Zap!, der Notrufclient von nic.at (siehe unter Praxis) funktioniert unter Windows 7 nur im XP Modus. Wird Zap sonst unter Windows 7 gestartet verhält er sich zunächst normal, die Notruferweiterungen für z.B. Standortbestimmung und LoST funktionieren einwandfrei, doch bei Absetzen eines Calls bleibt Zap! mit der Meldung “Resolving Route” hängen.

Terminverschiebung: 8. Emergency Workshop

Der für 20.-22. September 2010 geplante 8. Emergency Services Workshop in Berlin wurde abgesagt - ein neuer Termin für diesen Workshop wird bekanntgegeben.

Weitere Informationen sind unter http://www.emergency-services-coordination.info/esw8.html nachzulesen.

141 und 144 in Niederösterreich

Ab dem 1. Juli 2010 wird auch der Notrufnummer 141 zur Leitstelle von “144 Notruf NÖ” umgeleitet. Vorerst ist dieser Betrieb für ein halbes Jahr vorgesehen.

Notruf 144 News / kurier.at

ÖNORM für Notruf- und Serviceleitstellen (NSL)

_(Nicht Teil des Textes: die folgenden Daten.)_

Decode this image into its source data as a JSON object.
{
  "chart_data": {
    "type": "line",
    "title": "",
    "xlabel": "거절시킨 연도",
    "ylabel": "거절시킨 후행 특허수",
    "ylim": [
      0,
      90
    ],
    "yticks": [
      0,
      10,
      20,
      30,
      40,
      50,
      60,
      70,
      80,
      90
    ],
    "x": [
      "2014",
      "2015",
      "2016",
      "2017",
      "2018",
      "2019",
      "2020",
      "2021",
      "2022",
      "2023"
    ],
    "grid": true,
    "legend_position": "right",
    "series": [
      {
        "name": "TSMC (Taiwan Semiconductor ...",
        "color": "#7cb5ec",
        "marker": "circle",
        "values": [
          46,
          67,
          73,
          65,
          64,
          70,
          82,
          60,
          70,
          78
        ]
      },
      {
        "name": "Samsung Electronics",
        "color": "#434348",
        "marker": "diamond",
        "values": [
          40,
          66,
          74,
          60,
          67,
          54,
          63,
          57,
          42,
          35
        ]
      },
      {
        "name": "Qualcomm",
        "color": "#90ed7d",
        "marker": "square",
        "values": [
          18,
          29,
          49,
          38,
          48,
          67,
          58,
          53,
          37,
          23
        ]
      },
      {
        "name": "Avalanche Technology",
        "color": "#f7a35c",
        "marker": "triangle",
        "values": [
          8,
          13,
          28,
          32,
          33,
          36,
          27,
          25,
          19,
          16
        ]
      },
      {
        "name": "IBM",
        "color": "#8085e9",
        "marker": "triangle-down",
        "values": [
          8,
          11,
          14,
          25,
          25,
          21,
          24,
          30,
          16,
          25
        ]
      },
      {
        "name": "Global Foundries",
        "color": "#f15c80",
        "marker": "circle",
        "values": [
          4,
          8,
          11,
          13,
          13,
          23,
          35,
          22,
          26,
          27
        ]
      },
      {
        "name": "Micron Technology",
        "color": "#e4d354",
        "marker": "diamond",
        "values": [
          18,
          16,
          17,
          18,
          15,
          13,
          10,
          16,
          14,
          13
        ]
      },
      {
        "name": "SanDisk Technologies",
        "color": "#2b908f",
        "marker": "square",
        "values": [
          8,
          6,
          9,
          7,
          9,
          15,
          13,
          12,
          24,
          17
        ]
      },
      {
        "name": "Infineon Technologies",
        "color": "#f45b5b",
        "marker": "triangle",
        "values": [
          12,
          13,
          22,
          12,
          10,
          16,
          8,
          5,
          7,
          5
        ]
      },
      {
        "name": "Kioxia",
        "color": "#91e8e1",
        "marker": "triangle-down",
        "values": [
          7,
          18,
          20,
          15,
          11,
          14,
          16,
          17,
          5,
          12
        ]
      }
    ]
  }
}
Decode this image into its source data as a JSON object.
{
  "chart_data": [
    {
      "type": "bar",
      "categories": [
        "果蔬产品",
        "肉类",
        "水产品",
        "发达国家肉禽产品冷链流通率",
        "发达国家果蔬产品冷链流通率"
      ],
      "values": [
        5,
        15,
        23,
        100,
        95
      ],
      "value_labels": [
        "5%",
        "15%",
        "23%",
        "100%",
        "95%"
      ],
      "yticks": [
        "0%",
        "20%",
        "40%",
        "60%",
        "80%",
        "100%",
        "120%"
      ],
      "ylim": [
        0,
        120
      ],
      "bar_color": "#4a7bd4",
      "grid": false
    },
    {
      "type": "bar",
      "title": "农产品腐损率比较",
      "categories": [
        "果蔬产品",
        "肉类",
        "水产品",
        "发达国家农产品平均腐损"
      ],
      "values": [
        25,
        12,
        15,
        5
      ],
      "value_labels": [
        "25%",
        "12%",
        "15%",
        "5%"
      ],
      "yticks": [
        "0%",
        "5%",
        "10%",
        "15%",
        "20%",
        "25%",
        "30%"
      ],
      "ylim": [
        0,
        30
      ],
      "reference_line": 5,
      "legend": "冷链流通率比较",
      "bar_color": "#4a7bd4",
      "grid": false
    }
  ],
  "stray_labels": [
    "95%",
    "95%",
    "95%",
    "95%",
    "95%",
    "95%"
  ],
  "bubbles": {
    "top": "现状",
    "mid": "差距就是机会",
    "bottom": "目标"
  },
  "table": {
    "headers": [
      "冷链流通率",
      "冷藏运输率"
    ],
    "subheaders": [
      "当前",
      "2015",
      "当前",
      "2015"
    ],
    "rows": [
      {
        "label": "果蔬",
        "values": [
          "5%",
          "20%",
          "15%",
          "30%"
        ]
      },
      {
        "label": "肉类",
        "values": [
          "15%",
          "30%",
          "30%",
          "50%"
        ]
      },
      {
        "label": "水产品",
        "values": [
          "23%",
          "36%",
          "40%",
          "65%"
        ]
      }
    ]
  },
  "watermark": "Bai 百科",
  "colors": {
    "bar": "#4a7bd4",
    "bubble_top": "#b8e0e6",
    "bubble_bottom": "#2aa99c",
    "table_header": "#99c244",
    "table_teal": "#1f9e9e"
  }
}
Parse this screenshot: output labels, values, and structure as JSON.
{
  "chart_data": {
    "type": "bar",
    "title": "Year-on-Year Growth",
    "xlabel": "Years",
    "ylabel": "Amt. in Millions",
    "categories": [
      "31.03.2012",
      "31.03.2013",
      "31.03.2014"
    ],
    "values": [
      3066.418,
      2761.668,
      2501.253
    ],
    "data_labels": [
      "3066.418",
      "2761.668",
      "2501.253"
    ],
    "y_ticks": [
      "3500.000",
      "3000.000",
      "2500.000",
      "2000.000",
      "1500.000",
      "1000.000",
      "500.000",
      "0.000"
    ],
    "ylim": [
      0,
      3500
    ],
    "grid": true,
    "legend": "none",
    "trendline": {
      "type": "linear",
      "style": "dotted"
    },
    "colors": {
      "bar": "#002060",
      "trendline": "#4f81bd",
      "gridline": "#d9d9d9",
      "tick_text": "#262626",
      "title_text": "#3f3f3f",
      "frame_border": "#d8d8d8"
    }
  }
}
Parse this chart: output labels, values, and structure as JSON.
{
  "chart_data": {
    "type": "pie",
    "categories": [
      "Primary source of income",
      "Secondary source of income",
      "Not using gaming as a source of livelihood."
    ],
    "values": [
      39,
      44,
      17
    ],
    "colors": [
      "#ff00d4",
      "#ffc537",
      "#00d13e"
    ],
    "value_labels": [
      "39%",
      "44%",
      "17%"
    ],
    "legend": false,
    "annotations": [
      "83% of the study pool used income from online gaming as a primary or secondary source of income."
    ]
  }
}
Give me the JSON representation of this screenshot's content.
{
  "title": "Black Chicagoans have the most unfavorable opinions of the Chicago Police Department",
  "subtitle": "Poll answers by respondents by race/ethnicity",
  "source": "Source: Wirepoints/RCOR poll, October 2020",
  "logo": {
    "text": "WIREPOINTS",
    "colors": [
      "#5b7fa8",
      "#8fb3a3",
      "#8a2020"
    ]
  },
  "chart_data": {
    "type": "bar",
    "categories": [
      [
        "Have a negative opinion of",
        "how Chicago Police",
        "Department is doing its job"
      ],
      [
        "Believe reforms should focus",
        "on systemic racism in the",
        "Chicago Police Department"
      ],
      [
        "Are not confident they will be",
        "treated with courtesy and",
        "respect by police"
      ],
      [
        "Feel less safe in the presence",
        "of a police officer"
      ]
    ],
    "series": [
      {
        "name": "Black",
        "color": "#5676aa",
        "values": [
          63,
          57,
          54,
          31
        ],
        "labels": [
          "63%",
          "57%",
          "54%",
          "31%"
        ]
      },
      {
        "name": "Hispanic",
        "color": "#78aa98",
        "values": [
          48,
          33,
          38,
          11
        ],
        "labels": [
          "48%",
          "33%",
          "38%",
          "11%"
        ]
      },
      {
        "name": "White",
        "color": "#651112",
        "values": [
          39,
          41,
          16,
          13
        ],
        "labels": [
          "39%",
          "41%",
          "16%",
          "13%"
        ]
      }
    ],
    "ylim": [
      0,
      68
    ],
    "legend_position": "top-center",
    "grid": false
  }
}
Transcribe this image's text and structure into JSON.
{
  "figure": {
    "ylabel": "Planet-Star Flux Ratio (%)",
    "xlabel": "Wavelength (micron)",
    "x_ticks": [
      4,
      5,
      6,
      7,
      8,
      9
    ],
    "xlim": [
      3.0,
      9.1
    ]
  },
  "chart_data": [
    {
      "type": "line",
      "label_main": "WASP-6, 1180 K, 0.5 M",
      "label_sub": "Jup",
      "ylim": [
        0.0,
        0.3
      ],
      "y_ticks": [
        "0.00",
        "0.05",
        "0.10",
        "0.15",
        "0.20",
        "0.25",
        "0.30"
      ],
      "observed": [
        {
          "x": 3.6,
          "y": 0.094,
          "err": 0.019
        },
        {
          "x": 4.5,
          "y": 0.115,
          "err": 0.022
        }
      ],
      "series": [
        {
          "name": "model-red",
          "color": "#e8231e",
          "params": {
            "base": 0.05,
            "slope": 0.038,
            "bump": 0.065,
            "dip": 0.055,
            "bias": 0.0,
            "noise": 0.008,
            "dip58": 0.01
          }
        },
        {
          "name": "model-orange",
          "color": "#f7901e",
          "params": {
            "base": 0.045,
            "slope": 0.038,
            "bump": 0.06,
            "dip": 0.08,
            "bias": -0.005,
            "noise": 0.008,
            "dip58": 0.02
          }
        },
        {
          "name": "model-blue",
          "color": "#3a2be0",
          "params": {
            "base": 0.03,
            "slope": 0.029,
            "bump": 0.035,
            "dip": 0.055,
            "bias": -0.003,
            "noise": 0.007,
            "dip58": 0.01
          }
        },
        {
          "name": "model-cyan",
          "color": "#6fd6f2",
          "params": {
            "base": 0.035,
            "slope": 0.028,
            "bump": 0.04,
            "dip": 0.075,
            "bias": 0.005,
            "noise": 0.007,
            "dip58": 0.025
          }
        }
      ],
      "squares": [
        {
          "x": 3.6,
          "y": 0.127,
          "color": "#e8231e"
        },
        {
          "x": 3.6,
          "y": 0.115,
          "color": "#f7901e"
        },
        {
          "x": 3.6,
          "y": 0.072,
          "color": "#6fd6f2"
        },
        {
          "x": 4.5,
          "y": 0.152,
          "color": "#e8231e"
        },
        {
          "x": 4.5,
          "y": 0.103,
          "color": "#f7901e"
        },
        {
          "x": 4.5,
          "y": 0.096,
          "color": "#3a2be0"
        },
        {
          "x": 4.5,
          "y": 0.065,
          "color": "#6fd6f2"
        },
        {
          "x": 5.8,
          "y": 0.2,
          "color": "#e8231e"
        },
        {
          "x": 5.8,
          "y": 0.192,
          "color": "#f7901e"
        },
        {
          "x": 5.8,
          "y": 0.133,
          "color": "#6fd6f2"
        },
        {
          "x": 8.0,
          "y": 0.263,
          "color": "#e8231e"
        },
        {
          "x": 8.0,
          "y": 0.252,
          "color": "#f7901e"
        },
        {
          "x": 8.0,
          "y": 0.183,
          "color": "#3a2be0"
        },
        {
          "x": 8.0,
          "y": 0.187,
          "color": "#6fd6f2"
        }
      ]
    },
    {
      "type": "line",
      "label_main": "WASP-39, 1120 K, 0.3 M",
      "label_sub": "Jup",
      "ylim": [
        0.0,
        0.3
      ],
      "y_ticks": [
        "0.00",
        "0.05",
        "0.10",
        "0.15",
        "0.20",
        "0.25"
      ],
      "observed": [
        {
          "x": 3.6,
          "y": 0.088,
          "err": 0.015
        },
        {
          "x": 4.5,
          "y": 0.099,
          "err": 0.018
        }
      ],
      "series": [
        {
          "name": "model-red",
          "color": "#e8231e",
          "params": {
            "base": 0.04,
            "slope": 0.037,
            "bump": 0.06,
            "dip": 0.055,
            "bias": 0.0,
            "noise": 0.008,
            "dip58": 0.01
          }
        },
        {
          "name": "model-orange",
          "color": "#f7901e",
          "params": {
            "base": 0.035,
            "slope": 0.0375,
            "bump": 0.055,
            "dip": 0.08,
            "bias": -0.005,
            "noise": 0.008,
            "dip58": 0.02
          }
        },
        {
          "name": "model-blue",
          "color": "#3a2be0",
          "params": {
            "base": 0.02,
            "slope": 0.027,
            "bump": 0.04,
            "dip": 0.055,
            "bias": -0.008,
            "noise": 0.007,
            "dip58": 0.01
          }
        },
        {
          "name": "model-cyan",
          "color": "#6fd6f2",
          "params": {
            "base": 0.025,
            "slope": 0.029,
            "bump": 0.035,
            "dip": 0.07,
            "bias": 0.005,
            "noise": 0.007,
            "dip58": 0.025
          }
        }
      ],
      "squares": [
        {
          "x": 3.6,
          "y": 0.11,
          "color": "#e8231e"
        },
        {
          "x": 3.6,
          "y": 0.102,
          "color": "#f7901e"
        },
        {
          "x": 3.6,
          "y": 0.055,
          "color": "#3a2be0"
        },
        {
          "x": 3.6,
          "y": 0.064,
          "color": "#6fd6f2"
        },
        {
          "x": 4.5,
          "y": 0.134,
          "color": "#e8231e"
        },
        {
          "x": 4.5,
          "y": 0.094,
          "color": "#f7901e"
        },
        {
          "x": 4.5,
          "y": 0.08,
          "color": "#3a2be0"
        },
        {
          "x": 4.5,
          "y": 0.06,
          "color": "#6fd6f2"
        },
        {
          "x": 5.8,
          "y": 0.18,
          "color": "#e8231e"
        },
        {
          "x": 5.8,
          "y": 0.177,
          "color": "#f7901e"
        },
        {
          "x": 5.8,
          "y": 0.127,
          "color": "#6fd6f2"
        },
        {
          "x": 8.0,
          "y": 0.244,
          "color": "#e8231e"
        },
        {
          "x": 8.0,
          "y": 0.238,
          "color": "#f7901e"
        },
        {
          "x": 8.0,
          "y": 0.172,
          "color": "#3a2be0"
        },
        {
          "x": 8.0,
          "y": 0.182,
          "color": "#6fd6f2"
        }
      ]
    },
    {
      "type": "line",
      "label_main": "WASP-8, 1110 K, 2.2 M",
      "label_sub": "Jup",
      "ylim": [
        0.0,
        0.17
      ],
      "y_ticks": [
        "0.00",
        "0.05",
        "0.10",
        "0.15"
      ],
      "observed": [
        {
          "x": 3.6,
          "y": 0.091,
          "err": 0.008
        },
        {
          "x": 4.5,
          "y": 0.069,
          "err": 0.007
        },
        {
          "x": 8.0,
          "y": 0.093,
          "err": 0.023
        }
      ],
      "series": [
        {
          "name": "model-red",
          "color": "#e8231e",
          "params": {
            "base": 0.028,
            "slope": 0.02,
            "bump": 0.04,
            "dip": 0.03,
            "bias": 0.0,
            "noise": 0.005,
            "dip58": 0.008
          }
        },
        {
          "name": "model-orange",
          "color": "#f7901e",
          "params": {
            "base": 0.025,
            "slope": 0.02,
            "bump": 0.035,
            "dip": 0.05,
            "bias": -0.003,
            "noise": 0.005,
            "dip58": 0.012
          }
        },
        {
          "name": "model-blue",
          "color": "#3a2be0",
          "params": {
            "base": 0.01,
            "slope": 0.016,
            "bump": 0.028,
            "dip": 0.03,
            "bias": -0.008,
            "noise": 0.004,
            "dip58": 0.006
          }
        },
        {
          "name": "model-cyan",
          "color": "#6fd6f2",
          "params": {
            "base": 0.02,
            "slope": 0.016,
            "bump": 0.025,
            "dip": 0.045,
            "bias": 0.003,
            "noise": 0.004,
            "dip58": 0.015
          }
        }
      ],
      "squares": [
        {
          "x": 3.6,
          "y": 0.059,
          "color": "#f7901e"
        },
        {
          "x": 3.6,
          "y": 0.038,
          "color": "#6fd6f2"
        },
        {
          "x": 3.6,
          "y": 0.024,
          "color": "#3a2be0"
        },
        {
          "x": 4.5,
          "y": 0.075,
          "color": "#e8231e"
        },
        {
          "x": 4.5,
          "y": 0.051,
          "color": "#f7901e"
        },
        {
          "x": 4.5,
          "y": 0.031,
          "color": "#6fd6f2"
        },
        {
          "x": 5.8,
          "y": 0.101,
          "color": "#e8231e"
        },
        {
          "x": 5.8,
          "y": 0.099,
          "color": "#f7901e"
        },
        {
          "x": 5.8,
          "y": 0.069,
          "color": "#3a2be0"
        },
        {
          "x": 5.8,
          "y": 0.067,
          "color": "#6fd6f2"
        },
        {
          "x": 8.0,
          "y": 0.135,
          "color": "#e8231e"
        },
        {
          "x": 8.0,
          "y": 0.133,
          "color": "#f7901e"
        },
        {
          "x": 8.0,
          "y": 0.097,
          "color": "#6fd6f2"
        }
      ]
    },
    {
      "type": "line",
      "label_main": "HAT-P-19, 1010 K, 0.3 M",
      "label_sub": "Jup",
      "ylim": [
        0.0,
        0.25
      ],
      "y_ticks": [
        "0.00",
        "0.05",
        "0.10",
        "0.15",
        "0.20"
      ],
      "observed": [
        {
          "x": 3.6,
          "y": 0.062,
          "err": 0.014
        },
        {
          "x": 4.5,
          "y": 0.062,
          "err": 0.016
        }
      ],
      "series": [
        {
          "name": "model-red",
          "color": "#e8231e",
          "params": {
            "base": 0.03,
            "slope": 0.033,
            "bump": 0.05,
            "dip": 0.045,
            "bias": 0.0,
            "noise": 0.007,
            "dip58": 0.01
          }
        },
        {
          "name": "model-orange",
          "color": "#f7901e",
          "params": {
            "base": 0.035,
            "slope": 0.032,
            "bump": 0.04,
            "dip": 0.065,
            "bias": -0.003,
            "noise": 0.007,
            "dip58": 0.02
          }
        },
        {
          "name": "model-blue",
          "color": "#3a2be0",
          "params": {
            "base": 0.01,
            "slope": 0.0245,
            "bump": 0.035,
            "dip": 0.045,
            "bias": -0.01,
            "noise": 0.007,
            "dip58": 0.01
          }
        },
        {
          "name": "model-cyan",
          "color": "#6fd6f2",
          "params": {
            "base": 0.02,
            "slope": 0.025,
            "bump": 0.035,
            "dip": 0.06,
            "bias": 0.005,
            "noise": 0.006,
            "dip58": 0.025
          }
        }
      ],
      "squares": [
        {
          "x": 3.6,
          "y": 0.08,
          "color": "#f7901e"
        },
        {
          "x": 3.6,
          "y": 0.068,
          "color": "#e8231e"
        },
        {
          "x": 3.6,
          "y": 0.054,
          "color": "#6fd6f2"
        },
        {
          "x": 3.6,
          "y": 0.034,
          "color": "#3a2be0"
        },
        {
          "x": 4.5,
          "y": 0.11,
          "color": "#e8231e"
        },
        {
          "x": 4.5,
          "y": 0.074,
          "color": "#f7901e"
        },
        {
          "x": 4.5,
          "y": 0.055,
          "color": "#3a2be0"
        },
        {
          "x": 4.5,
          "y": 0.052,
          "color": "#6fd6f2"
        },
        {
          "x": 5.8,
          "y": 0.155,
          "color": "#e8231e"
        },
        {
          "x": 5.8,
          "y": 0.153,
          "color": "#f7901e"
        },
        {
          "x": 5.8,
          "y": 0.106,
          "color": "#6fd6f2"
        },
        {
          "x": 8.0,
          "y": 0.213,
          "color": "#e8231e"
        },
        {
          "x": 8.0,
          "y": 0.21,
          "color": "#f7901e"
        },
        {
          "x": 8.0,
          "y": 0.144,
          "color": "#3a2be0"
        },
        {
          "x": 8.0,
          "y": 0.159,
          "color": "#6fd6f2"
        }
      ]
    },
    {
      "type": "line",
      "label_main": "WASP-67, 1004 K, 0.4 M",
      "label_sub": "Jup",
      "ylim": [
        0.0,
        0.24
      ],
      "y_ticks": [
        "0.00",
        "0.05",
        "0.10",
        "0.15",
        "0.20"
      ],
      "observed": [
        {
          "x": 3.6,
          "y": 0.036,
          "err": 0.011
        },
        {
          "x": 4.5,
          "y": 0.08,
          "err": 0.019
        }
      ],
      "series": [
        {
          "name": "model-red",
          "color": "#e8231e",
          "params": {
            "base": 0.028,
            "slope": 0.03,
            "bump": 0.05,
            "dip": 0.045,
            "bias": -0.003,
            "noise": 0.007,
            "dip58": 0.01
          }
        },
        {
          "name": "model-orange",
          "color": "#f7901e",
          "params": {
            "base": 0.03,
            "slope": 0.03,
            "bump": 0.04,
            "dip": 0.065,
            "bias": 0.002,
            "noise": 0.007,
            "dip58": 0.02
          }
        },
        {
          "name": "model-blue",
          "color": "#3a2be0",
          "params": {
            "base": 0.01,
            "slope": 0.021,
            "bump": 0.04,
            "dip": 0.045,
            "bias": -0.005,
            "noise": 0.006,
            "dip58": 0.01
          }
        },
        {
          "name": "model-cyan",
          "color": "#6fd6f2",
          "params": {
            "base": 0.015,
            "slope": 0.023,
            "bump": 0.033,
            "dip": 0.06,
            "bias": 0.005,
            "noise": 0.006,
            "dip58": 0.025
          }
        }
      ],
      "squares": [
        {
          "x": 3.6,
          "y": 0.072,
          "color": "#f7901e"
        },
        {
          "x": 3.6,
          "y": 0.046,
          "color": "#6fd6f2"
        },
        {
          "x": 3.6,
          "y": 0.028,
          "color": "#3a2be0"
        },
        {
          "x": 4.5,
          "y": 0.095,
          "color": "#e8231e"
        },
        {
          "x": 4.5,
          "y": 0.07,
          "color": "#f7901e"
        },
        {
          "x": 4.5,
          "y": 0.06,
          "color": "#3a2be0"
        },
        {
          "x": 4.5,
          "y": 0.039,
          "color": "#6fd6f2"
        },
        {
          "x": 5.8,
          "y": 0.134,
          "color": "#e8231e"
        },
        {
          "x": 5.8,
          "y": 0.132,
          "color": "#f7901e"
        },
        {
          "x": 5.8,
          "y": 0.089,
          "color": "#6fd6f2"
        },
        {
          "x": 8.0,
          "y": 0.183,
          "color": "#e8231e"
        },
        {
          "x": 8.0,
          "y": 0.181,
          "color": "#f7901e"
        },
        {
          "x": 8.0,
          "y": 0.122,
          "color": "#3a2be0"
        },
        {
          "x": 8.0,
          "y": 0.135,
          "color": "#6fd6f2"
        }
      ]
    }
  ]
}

Die ÖVE/ÖNORM EN 50518-3 beschreibt “Abläufe und Anforderungen an den Betrieb” für Notruf- und Serviceleitstellen (NSL). Derzeit handelt es sich noch um einen Entwurf, weitere Informationen sind unter https://www.astandis.at/shopV5/Preview.action?preview=&dokkey=337651 verfügbar - Einsicht genommen werden kann beim OVE.

OpenLLDP 0.4 veröffentlicht!

Nach längerer Pause wird am Projekt OpenLLDP wieder weitergearbeitet. Heute wurde OpenLLDP 0.4 unter der BSD Lizenz veröffentlicht um die Verbreitung in kommerziellen Produkten zu fördern.

OpenLLDP hat eine Open Source LLDP Implementierung zum Ziel. Eine Erweiterung für LLDP-MED Location Identification ist ebenfalls in Version 0.4 enthalten, somit ist das Projekt im Zusammenhang mit Standortkonfiguration und Notrufen interessant. In der aktuellen OpenLLDP Version ist eine Neighbors-Funktion hinzugekommen.

Weitere Informationen und der Download sind unter http://openlldp.sourceforge.net/ verfügbar.

Notrufstatistik Finnland

Die Statistik für die Notrufnummer 112 in Finnland listet für 2009 mehr als 4 Millionen Notrufe auf. 75% dieser Notrufe wurden innerhalb von 5 Sekunden beantwortet, weitere 16% innerhalb der nächsten 5 Sekunden. 12% der Anrufer haben innerhalb der ersten 5 Sekunden wieder aufgelegt.

Detaillierte Statistiken für Finnland sind unter http://www.112.fi/index.php?pageName=statistics abrufbar.

Android Prototyp für VoIP-Notruf

Eine exemplarische Software für Android mit dem Namen ecritdroid demonstriert VoIP-basierte Notrufe nach der IETF Architektur. Wenn diese Software am Android Gerät installiert wird, bestimmt die Software im Hintergrund die verfügbaren Notruf-Dienste mit Hilfe der LoST Infrastruktur. Wird dann eine Notrufnummer gewählt, wird die Kontaktinformation der zuständigen Notrufzentrale angezeigt (z.B. die Möglichkeiten diese per XMPP oder SIP zu erreichen). Der Notruf kann dann also mit Hilfe von Internetprotokolle zur Notrufzentrale aufgebaut werden - ganz nach den Vorstellungen der IETF.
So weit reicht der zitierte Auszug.